Sur le bord d’une fosse creusée pour une petite fille, elle voit de hasard, entre des morceaux de bois pourris, un crâne qu’elle compare à une vesse-de-loup. Dedans, une envie en torche. Jusqu’à présent elle croyait les morts restant tels qu’on les met dans la bière. Cette vue la fait escamper, le cœur lui battant dans les oreilles.

Ce n’est qu’au cimetière qu’il y a des tilleuls. Jamais elle n’a pu supporter leur odeur.

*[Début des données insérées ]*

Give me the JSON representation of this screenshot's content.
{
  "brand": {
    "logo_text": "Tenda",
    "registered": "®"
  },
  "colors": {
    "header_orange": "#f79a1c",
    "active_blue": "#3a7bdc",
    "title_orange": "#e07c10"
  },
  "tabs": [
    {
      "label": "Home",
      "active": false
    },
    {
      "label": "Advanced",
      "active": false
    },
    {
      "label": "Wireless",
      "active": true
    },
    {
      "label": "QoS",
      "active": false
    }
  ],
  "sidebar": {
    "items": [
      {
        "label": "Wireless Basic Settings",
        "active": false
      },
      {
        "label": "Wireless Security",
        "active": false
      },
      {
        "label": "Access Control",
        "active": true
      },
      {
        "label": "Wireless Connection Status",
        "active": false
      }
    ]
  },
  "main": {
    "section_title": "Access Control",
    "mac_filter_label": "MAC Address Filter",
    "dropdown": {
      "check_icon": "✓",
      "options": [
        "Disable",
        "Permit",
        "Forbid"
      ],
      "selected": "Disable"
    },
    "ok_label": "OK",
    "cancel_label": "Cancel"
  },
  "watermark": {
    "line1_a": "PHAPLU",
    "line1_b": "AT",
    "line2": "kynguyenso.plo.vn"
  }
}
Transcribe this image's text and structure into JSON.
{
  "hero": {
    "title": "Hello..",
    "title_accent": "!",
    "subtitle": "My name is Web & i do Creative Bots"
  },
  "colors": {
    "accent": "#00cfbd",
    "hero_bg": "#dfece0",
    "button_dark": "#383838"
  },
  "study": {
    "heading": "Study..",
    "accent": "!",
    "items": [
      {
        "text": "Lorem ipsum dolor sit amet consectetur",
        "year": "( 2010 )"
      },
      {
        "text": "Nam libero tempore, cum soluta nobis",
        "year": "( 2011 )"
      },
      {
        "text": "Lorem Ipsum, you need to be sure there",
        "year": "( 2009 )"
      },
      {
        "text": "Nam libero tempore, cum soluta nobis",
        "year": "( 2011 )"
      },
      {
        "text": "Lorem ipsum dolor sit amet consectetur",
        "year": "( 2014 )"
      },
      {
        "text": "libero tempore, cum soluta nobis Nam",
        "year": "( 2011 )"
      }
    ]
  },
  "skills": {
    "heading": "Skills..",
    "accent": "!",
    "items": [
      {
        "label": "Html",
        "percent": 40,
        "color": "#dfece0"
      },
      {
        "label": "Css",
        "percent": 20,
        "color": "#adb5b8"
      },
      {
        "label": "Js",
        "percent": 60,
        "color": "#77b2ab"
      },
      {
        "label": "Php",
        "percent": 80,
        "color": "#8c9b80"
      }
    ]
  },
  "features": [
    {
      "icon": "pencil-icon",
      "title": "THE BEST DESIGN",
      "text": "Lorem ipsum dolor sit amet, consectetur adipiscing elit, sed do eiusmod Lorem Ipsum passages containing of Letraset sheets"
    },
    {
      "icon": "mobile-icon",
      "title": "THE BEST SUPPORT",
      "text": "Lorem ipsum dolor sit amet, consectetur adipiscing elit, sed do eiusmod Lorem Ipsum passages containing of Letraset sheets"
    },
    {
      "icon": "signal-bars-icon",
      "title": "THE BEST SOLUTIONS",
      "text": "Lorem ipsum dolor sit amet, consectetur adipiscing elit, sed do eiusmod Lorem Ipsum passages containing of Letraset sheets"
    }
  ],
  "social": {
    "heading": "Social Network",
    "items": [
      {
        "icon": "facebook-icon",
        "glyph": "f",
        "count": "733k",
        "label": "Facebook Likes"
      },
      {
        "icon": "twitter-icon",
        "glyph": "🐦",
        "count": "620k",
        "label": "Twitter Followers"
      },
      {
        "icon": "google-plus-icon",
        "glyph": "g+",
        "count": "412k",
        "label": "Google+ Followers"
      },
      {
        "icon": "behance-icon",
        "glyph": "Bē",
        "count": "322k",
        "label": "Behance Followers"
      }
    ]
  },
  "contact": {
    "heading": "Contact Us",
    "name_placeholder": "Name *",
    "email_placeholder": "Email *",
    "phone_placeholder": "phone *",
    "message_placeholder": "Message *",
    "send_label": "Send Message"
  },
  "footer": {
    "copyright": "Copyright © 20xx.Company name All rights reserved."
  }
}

Elle a des jalousies pour son Hermine, son mari arrive de Madagascar, Licette ne veut pas entendre les histoires du soldat. Devant leur maison, elle passe en détournant la tête, elle crachera même. Mais comme elle était attrapée, si Hermine ne l’appelle pas par la fenêtre ! Et ce nom de Madagascar, elle le pense, elle ne peut pas le dire toujours, sa langue ne veut pas tourner. Elle aurait bien voulu en savoir sur ce pays. Mais elle rentre son désir.